Center for Applied Statistics, School of Statistics, Renmin University of China, Beijing, China.
Stat Med. 2021 Jul 30;40(17):3915-3936. doi: 10.1002/sim.9006. Epub 2021 Apr 27.
Heterogeneity is a hallmark of many complex diseases.
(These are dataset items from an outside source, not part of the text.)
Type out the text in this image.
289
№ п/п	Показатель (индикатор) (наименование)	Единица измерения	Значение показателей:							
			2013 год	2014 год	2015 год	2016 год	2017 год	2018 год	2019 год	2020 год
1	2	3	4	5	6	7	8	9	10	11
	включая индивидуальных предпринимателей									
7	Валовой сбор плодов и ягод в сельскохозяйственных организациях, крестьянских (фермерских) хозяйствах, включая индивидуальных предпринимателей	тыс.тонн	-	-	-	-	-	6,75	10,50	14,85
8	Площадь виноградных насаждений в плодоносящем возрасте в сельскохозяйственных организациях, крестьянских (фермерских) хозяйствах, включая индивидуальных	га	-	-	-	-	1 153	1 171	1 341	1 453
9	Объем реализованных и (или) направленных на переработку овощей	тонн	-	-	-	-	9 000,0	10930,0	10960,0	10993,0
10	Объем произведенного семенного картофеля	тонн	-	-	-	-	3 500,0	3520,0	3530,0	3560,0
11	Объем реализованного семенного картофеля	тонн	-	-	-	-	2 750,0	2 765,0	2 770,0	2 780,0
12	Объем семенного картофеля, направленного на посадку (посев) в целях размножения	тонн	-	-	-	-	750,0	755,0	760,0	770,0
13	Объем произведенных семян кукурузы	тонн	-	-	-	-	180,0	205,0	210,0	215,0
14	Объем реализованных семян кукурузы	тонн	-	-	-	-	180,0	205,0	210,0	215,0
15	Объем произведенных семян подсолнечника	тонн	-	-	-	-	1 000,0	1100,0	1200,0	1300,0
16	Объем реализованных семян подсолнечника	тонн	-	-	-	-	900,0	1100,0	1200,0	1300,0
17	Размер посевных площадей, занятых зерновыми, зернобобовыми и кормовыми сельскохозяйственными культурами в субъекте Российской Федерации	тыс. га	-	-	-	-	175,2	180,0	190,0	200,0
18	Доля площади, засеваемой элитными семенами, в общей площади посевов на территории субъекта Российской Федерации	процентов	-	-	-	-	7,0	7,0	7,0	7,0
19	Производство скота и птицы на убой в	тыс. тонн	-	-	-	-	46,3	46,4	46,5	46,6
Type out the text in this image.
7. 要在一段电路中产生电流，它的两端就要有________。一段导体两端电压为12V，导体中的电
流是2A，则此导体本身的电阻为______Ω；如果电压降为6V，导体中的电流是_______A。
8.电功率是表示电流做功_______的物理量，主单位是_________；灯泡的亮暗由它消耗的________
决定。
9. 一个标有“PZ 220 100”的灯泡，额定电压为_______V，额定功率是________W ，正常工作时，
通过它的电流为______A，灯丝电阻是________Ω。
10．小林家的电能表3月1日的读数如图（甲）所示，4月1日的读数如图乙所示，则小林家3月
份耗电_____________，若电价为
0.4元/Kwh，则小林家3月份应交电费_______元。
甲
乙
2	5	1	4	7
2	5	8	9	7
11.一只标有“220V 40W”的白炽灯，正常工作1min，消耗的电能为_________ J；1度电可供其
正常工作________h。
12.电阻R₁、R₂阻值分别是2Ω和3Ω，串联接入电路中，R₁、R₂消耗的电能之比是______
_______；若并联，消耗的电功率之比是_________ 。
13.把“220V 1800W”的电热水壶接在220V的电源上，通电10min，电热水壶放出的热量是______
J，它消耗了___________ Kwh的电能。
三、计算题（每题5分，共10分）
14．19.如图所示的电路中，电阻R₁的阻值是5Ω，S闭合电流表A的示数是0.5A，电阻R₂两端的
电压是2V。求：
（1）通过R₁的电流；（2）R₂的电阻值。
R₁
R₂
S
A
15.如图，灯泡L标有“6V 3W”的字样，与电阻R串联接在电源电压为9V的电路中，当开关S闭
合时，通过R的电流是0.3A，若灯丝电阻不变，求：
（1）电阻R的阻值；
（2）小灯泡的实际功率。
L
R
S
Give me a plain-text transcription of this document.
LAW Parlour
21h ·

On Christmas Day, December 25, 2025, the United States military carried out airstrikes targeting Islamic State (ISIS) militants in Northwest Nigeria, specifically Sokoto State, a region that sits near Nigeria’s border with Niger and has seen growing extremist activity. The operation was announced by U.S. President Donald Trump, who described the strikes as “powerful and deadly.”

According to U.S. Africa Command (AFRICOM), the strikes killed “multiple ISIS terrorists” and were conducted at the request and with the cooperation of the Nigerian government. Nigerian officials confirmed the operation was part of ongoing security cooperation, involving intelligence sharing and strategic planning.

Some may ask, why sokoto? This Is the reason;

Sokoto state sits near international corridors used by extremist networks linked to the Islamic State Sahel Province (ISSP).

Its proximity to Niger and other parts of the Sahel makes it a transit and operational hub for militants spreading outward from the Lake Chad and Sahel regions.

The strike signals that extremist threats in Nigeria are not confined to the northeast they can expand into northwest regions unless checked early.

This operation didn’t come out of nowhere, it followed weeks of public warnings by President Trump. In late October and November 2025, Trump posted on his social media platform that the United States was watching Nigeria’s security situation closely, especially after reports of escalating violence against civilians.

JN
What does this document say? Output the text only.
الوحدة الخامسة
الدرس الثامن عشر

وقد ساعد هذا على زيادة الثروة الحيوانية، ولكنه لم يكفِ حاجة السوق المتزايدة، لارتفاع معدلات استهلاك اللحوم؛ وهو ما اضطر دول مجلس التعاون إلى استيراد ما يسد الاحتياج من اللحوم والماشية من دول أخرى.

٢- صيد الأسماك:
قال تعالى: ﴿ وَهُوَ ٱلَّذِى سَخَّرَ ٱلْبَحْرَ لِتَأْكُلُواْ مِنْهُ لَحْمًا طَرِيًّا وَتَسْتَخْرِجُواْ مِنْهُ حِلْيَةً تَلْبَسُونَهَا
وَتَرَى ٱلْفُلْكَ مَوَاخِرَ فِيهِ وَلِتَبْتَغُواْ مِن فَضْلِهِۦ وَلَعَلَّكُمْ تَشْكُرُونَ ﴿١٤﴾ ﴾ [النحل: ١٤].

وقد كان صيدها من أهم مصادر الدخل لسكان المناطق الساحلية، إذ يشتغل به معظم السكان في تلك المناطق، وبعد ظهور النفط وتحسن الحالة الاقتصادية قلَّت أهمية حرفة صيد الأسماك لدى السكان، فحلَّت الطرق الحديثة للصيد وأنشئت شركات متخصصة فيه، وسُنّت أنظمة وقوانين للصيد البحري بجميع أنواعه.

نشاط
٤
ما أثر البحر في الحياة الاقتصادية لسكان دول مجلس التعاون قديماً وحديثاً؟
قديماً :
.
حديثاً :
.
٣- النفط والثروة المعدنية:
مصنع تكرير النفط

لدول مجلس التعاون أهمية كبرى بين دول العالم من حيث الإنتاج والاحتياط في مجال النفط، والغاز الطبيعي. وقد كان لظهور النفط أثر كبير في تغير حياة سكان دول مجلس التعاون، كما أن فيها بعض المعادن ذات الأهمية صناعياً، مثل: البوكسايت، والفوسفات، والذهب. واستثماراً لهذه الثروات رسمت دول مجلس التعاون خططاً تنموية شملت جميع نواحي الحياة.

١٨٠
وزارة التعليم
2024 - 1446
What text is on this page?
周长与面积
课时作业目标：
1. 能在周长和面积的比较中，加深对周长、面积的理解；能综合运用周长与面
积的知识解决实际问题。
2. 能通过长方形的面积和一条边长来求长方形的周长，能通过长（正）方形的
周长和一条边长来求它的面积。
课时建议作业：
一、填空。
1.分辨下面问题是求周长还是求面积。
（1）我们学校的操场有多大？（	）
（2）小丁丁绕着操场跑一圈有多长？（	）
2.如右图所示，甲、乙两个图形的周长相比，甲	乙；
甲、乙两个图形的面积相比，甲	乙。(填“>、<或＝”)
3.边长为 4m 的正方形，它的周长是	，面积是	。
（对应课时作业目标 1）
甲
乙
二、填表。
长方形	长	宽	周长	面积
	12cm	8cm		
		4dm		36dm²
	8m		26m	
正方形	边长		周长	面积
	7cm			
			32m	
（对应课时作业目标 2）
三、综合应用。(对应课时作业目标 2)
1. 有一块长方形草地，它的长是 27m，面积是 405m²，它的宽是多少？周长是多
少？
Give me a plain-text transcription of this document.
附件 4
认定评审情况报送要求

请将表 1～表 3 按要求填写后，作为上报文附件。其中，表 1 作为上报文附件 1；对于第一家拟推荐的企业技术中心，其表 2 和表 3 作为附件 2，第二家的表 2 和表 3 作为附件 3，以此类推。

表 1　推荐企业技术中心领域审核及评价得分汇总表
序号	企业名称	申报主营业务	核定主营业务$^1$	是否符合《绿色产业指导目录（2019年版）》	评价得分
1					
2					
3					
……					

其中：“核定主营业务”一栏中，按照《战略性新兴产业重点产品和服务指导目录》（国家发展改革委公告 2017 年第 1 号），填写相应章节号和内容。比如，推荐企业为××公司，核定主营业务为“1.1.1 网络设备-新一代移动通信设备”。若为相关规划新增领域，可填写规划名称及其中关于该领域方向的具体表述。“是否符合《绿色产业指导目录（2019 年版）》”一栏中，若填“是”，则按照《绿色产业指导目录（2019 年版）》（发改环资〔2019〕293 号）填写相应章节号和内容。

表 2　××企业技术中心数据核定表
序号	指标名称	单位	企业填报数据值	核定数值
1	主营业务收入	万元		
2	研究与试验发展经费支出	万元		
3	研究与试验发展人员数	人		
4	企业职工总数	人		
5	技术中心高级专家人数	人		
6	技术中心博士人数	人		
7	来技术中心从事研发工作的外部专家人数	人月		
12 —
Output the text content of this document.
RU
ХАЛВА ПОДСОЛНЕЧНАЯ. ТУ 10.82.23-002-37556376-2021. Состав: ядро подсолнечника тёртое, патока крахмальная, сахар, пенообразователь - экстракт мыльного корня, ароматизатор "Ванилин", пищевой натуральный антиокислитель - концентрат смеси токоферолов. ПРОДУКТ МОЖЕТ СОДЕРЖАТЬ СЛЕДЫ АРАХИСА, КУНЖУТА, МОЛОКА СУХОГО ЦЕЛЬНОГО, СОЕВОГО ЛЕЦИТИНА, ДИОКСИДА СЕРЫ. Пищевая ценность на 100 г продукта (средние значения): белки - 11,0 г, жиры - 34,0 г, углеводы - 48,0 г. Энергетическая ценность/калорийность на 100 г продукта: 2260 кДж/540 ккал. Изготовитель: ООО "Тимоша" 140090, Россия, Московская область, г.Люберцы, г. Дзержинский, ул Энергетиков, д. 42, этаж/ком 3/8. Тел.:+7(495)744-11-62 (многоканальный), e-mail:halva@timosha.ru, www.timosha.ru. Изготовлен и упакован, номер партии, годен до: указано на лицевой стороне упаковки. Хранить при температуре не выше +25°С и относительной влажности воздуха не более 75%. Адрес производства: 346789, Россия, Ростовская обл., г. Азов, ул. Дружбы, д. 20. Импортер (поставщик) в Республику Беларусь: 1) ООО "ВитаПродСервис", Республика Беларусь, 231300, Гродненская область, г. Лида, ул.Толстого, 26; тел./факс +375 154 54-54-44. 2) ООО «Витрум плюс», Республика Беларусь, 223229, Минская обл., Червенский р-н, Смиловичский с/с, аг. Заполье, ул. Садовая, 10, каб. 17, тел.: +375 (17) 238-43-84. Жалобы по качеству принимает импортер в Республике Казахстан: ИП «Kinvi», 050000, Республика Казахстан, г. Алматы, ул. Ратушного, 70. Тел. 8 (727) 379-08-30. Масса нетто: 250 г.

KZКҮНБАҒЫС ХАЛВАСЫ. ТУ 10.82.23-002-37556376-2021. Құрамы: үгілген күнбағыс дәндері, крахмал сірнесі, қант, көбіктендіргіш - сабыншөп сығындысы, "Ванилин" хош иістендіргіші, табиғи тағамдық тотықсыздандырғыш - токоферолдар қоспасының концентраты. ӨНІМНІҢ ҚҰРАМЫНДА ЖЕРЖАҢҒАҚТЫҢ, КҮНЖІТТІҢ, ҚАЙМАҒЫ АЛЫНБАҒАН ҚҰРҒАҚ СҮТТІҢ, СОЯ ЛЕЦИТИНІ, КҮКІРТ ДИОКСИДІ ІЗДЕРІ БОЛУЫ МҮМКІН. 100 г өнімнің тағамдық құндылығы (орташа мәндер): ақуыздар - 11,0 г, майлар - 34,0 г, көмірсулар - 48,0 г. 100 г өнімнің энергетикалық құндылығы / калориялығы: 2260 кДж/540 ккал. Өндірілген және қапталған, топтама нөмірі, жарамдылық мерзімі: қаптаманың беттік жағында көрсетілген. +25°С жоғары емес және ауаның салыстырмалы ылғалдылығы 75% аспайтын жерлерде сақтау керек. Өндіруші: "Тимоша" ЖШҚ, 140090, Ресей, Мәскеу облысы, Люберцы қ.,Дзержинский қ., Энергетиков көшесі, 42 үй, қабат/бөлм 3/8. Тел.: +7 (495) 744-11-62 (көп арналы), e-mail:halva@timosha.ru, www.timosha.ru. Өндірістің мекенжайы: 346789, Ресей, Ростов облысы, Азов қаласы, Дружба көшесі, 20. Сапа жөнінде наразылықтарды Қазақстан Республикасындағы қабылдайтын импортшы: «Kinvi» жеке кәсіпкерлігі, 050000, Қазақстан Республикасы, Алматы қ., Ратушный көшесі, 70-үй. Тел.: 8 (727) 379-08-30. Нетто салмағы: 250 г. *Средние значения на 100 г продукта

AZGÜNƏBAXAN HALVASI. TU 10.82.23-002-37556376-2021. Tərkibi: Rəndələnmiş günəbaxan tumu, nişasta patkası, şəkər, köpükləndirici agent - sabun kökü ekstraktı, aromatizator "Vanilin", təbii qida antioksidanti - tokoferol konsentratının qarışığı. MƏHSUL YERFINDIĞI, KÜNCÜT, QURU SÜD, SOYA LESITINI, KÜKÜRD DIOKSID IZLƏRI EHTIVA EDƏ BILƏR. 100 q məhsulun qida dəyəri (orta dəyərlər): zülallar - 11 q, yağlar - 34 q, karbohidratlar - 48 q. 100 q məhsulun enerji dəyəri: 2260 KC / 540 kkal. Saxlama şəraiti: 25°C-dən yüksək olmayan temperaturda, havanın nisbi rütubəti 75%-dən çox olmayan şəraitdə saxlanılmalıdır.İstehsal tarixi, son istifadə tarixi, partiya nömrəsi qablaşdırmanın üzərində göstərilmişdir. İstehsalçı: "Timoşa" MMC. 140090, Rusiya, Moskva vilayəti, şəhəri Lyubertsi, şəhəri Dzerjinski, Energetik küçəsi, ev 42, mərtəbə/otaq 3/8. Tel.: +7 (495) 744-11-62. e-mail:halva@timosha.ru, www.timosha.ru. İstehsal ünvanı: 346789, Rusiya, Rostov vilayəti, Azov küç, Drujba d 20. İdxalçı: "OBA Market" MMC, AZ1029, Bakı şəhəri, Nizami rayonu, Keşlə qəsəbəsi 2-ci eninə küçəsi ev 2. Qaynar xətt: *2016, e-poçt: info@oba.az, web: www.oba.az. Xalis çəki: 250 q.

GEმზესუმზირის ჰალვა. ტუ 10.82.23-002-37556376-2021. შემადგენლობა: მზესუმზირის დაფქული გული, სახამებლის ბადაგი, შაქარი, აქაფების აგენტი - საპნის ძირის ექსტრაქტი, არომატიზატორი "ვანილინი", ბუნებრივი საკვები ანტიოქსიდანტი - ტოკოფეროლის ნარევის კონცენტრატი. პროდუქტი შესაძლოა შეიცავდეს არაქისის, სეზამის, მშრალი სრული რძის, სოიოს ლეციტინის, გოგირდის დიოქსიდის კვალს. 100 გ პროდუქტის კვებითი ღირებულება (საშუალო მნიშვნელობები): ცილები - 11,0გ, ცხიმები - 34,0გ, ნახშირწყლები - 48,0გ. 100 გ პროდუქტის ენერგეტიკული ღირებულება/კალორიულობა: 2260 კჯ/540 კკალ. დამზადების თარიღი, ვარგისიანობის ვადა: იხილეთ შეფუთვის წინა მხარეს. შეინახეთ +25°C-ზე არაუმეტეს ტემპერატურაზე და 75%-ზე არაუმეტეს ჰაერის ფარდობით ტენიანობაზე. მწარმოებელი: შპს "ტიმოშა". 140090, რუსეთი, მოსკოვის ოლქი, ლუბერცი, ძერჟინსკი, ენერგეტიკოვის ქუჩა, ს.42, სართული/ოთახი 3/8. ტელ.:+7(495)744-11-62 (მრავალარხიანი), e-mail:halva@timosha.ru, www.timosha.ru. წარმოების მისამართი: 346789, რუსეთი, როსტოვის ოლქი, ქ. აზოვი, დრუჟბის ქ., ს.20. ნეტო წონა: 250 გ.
There are multiple ways of defining heterogeneity, among which the heterogeneity in genetic regulations, for example, gene expressions (GEs) by copy number variations (CNVs), and methylation, has been suggested but little investigated. Heterogeneity in genetic regulations can be linked with disease severity, progression, and other traits and is biologically important. However, the analysis can be very challenging with the high dimensionality of both sides of regulation as well as sparse and weak signals. In this article, we consider the scenario where subjects form unknown subgroups, and each subgroup has unique genetic regulation relationships. Further, such heterogeneity is "guided" by a known biomarker. We develop a multivariate sparse fusion (MSF) approach, which innovatively applies the penalized fusion technique to simultaneously determine the number and structure of subgroups and regulation relationships within each subgroup. An effective computational algorithm is developed, and extensive simulations are conducted. The analysis of heterogeneity in the GE-CNV regulations in melanoma and GE-methylation regulations in stomach cancer using the TCGA data leads to interesting findings.
异质性是许多复杂疾病的标志。有多种定义异质性的方法,其中遗传调控的异质性,例如通过拷贝数变异(CNVs)和甲基化的基因表达(GEs)已经被提出但研究甚少。遗传调控的异质性可以与疾病的严重程度、进展和其他特征相关联,并且具有重要的生物学意义。然而,由于调控的双方具有高维度以及稀疏和微弱的信号,因此分析可能非常具有挑战性。在本文中,我们考虑了这样一种情况,即受试者形成未知的亚组,并且每个亚组都具有独特的遗传调控关系。此外,这种异质性是由一个已知的生物标志物“引导”的。我们开发了一种多元稀疏融合(MSF)方法,该方法创新性地应用了惩罚融合技术,以同时确定每个亚组内的亚组数量和结构以及调控关系。开发了一种有效的计算算法,并进行了广泛的模拟。使用 TCGA 数据对黑色素瘤的 GE-CNV 调控异质性和胃癌的 GE-甲基化调控异质性进行分析,得出了有趣的发现。